Are speaking tests subjective? We commonly test speaking proficiency with a face-to-face or telephone interview. No two such interviews are ever the same, even if the tester asks only questions from a list. Of course, this is because the answers are free-form language, thus always different. In fact, sticking to a prepared set of questions is not really effective, since it keeps the conversation from developing in a natural way.
So yes, an interview-form speaking test will necessarily be subjective to some degree – the language testing community knows this. The question, however, is whether subjectivity is a necessary evil or something benign and perhaps even advantageous in some ways.
Test Design
In designing any test, the three most important goals are practicality, validity, and reliability. To simplify, practicality means that the time and resources for conducting the test can reasonably be made available; validity means that the test actually does measure what it claims to measure; and reliability means that if a student were to repeat the test, it’ll give the same result repeatedly. From the test taker’s point of view, asking whether a test is “fair” is mainly a question about its reliability.
Needless to say that a professionally conducted language test will not be influenced by personal factors. It will be irrelevant whether testers agree or disagree with the opinions expressed. Even factual errors are to be ignored since they have no bearing on what the test should measure: the use of the language.
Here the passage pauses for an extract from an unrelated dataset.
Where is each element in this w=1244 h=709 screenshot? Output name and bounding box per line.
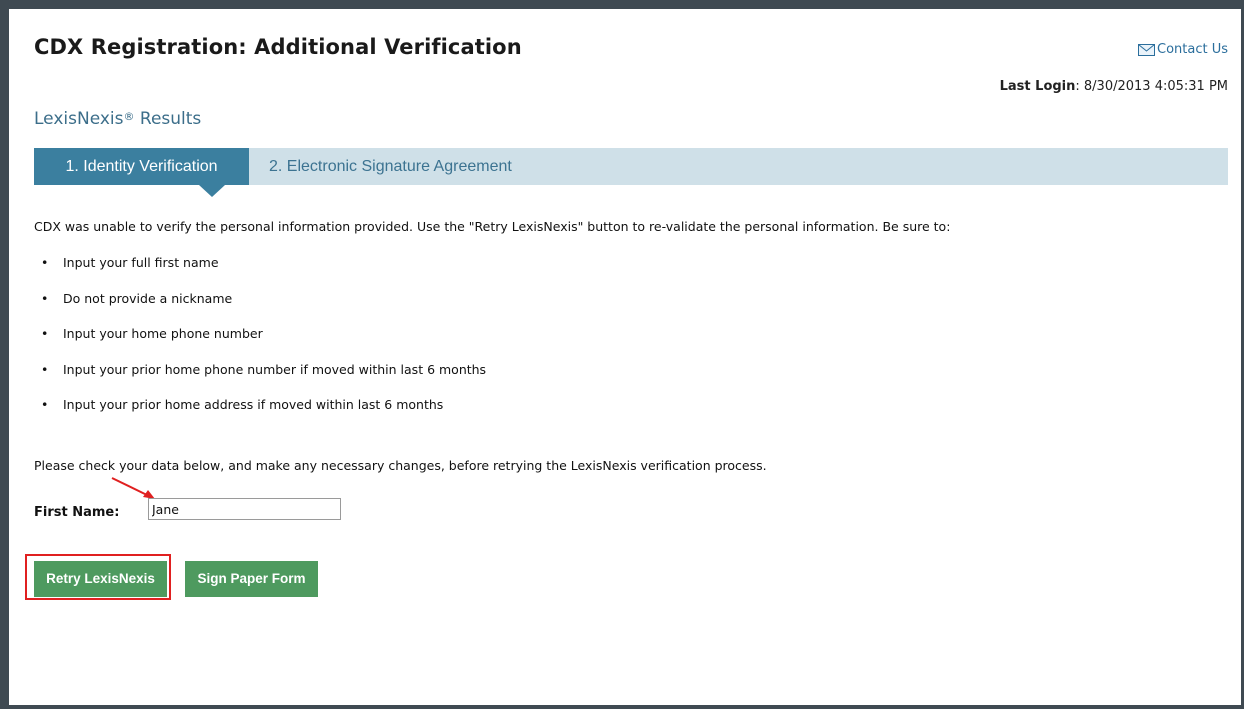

This kind of subjectivity must be completely absent in rating a test.
Language Testers
Trained language testers use a set of techniques designed to elicit a sample of the examinee’s proficiency. Ideally, the interview will resemble a friendly, casual conversation. Even so, the test is actually a specialized procedure to explore different aspects of the examinee’s use of language. It’s sufficient to allow for a well-grounded judgment on the overall performance.
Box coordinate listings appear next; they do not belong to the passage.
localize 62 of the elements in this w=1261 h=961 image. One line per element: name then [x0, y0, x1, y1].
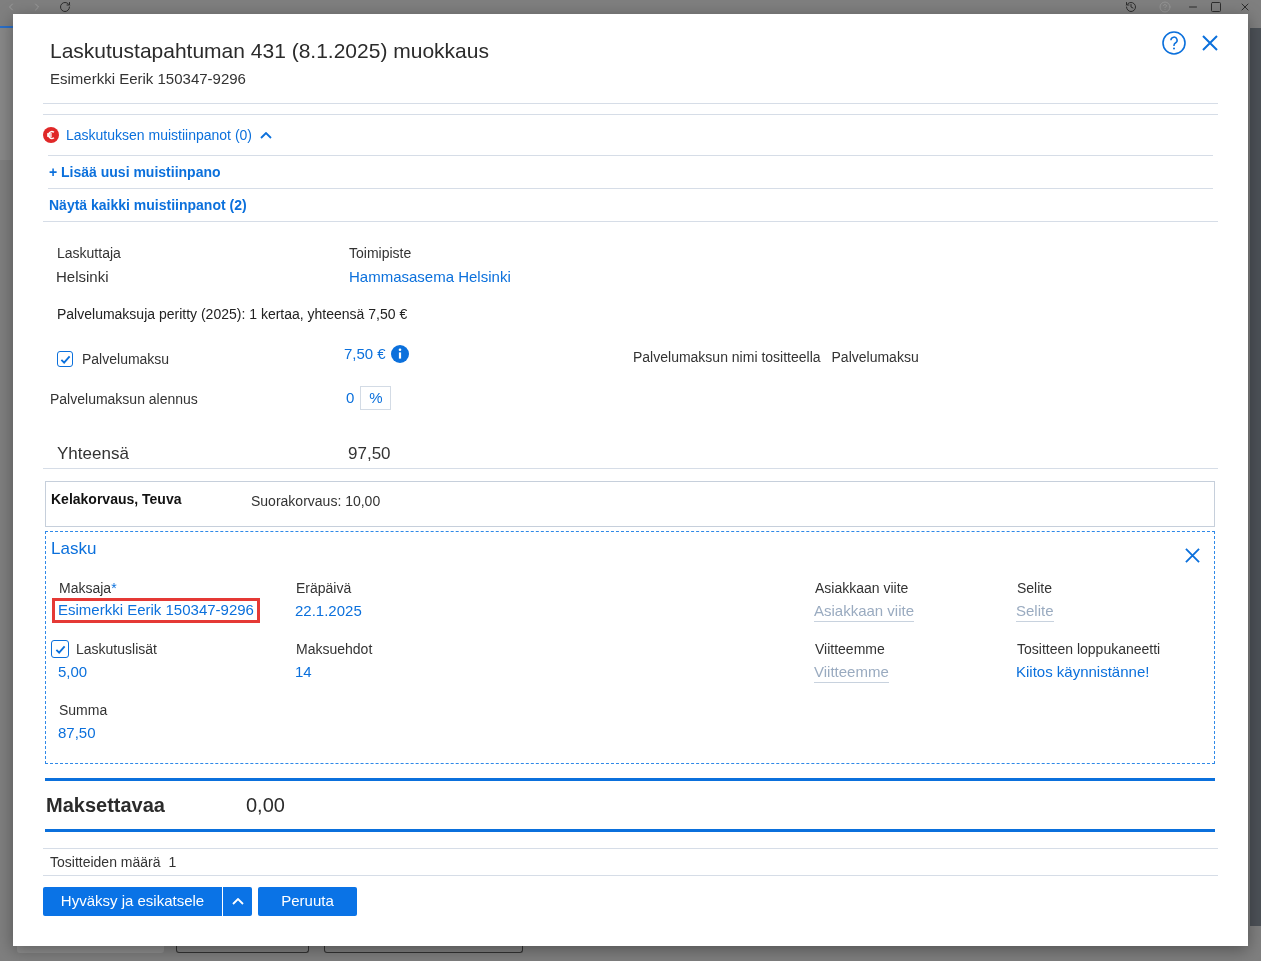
refresh-icon[interactable]: [59, 1, 71, 13]
dialog-title: Laskutustapahtuman 431 (8.1.2025) muokkaus: [50, 38, 489, 64]
discount-value[interactable]: 0: [346, 386, 355, 410]
field-label: Viitteemme: [815, 640, 885, 659]
input-field[interactable]: Viitteemme: [814, 660, 889, 683]
discount-label: Palvelumaksun alennus: [50, 389, 199, 409]
reimbursement-title: Kelakorvaus, Teuva: [51, 490, 183, 509]
field-value[interactable]: Kiitos käynnistänne!: [1016, 661, 1150, 682]
field-value[interactable]: 14: [295, 661, 312, 682]
close-icon[interactable]: [1185, 548, 1200, 563]
amount-due-label: Maksettavaa: [46, 793, 166, 818]
dropdown-button[interactable]: [223, 887, 252, 916]
approve-button[interactable]: Hyväksy ja esikatsele: [43, 887, 222, 916]
field-label: Tositteen loppukaneetti: [1017, 640, 1161, 659]
input-field[interactable]: Selite: [1016, 599, 1054, 622]
check-icon: [54, 643, 66, 655]
field-value: Helsinki: [56, 267, 109, 287]
field-value[interactable]: 5,00: [58, 661, 88, 682]
check-icon: [59, 353, 71, 365]
maximize-icon[interactable]: [1210, 1, 1222, 13]
field-label: Maksuehdot: [296, 640, 373, 659]
checkbox[interactable]: [51, 640, 69, 658]
help-icon[interactable]: [1162, 31, 1186, 55]
close-icon[interactable]: [1239, 1, 1251, 13]
field-value[interactable]: 22.1.2025: [295, 600, 362, 621]
unit-button[interactable]: %: [360, 386, 392, 410]
fee-name-value: Palvelumaksu: [831, 347, 919, 367]
fee-label: Palvelumaksu: [82, 349, 170, 369]
field-label: Eräpäivä: [296, 579, 352, 598]
checkbox[interactable]: [57, 351, 73, 367]
euro-icon: [43, 127, 59, 143]
field-label: Toimipiste: [349, 244, 412, 263]
close-icon[interactable]: [1202, 35, 1218, 51]
field-value[interactable]: Esimerkki Eerik 150347-9296: [52, 598, 260, 623]
field-label: Selite: [1017, 579, 1053, 598]
field-label: Laskutuslisät: [76, 640, 157, 659]
field-label: Laskuttaja: [57, 244, 121, 263]
voucher-count-label: Tositteiden määrä: [50, 852, 161, 872]
scrollbar[interactable]: [1250, 28, 1261, 926]
fee-name-label: Palvelumaksun nimi tositteella: [633, 347, 821, 367]
fee-amount[interactable]: 7,50 €: [344, 342, 386, 366]
field-label: Summa: [59, 701, 108, 720]
add-note-link[interactable]: + Lisää uusi muistiinpano: [49, 161, 221, 183]
invoice-title: Lasku: [51, 538, 97, 560]
info-icon[interactable]: [390, 345, 409, 363]
field-label: Maksaja*: [59, 579, 117, 598]
office-link[interactable]: Hammasasema Helsinki: [349, 265, 511, 288]
show-all-notes-link[interactable]: Näytä kaikki muistiinpanot (2): [49, 194, 247, 216]
fee-summary: Palvelumaksuja peritty (2025): 1 kertaa, yhteensä 7,50 €: [57, 305, 408, 324]
total-value: 97,50: [348, 443, 391, 466]
history-icon[interactable]: [1125, 1, 1137, 13]
input-field[interactable]: Asiakkaan viite: [814, 599, 915, 622]
voucher-count-value: 1: [168, 852, 177, 872]
reimbursement-detail: Suorakorvaus: 10,00: [251, 492, 381, 511]
field-value[interactable]: 87,50: [58, 722, 96, 743]
amount-due-value: 0,00: [246, 793, 285, 818]
notes-toggle[interactable]: Laskutuksen muistiinpanot (0): [66, 124, 272, 146]
field-label: Asiakkaan viite: [815, 579, 909, 598]
dialog-subtitle: Esimerkki Eerik 150347-9296: [50, 69, 246, 89]
chevron-up-icon: [231, 898, 244, 905]
total-label: Yhteensä: [57, 443, 130, 466]
cancel-button[interactable]: Peruuta: [258, 887, 357, 916]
If the same person takes a test twice within a short time, by different testers, a reliable test will usually give the same result. “Usually,” because performance will always be different on different occasions. The performance gets the rating, not the person.
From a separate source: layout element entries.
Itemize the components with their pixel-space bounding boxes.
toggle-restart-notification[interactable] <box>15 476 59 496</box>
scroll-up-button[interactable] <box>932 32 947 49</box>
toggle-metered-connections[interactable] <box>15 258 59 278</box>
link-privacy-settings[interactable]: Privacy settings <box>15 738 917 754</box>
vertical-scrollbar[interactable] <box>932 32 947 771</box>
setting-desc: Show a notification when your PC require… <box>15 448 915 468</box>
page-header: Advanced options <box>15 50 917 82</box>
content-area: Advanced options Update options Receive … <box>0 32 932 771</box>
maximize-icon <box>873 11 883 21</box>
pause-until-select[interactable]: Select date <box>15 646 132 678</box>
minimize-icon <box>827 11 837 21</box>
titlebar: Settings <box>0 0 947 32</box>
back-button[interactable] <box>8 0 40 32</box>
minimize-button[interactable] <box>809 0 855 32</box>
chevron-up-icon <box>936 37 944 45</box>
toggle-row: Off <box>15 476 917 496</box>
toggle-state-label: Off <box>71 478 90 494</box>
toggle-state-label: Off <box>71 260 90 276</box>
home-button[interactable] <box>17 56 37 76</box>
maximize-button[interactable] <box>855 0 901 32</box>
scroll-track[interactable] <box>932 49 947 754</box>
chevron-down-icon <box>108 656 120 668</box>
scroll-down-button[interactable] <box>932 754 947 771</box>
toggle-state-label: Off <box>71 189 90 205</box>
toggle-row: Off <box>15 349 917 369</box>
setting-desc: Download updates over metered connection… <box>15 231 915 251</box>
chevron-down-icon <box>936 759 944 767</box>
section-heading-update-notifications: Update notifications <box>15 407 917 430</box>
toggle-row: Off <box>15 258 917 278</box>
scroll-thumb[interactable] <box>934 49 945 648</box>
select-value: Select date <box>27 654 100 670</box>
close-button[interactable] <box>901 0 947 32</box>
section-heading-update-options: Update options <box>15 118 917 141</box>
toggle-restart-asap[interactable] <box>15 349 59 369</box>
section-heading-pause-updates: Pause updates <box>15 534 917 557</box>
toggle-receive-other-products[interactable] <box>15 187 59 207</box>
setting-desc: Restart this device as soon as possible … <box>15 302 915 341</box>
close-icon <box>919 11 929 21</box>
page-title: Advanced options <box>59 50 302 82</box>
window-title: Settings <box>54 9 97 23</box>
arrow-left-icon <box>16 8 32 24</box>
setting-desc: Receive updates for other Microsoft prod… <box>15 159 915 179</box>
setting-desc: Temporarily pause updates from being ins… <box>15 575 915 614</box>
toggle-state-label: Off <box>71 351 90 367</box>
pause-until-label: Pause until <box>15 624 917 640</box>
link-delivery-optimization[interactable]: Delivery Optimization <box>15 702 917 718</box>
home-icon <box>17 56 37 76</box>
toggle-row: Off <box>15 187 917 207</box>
If different testers rate the same performance (e.g. a recorded interview), a reliable test will give the same result with a high degree of probability. In a gymnastics competition, for example, each judge on the panel gives a score independently. Usually, there is a range of scores, but as long as the range is not too large the judging is competent and fair. The reason for consistency in scoring is that gymnastics judges—and also language testers—are trained and practiced in using clear criteria for making their decisions. They are not relying merely on personal taste. Thankfully, language testers aren’t deciding who gets gold, silver, and bronze – only to which of several broad categories they get assigned.